Generally, I tend to like some kind of symmetry to comics pages but the Eternal team throw symmetry out of the window, tailoring panels according to the need of the narrative. It works surprisingly well. The prologue gives the reader a sense of optimism and hope by enclosing the page with ornate and archaic borders. But later on, when a significant death takes place, the panels are reduced to small square close-ups of the character’s reactions, to reflect the look of slow-motion.
My personal favourite, however, is the funeral scene. The play on light and shadow here is stunning and I am glad that an entire page was dedicated to it. Honestly, there are several pages from this comic book that could be hung up on a wall.
I am also grateful that a story featuring warrior women did not include any mention of sexual assault and that none of the female characters were needlessly sexualised.
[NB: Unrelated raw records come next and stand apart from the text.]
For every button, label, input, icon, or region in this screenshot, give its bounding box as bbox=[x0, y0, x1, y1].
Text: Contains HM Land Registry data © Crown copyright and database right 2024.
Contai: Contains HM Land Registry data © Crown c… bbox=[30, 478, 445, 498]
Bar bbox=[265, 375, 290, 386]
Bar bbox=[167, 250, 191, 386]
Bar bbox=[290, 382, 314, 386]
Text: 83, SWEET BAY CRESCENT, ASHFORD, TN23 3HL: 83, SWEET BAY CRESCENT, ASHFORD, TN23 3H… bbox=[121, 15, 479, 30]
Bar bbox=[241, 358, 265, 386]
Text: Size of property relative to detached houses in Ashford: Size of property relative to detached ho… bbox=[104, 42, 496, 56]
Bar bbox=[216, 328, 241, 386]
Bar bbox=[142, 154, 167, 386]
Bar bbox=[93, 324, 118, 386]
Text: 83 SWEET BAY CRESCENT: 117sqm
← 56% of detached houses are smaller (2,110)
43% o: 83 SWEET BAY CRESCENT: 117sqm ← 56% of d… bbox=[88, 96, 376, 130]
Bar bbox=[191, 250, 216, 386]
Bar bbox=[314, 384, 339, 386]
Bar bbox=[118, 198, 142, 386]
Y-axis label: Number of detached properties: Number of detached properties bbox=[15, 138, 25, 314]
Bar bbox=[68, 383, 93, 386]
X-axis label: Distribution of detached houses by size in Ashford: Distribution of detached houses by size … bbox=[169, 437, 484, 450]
And, this comic was created by three men. It can be done!
The only issue I had with this comic is the glimpses given throughout the book of an important battle that takes place later in the story. From the outset, pages depicting this battle scene intertwine the main narrative and it is quite distracting initially. The context of the battle becomes clear as the story progresses, but its significance is slightly lost by including it so early on. I would have preferred if this scene had been introduced halfway through the story so as to avoid confusing readers. However, this is but a minor negative, easily glossed over by the rest of the strong narrative.
I had no idea what to expect with Eternal, but I am thrilled with what this story has to offer readers. I love the simple story, the bold colours, and the stunning execution of the art. I like that this book refused to be boxed in by boundaries; it gave so much life to the story. I really hope this is the first book of a series. There is so much more of this colourful, fantastical, and completely immersive world that I want to see.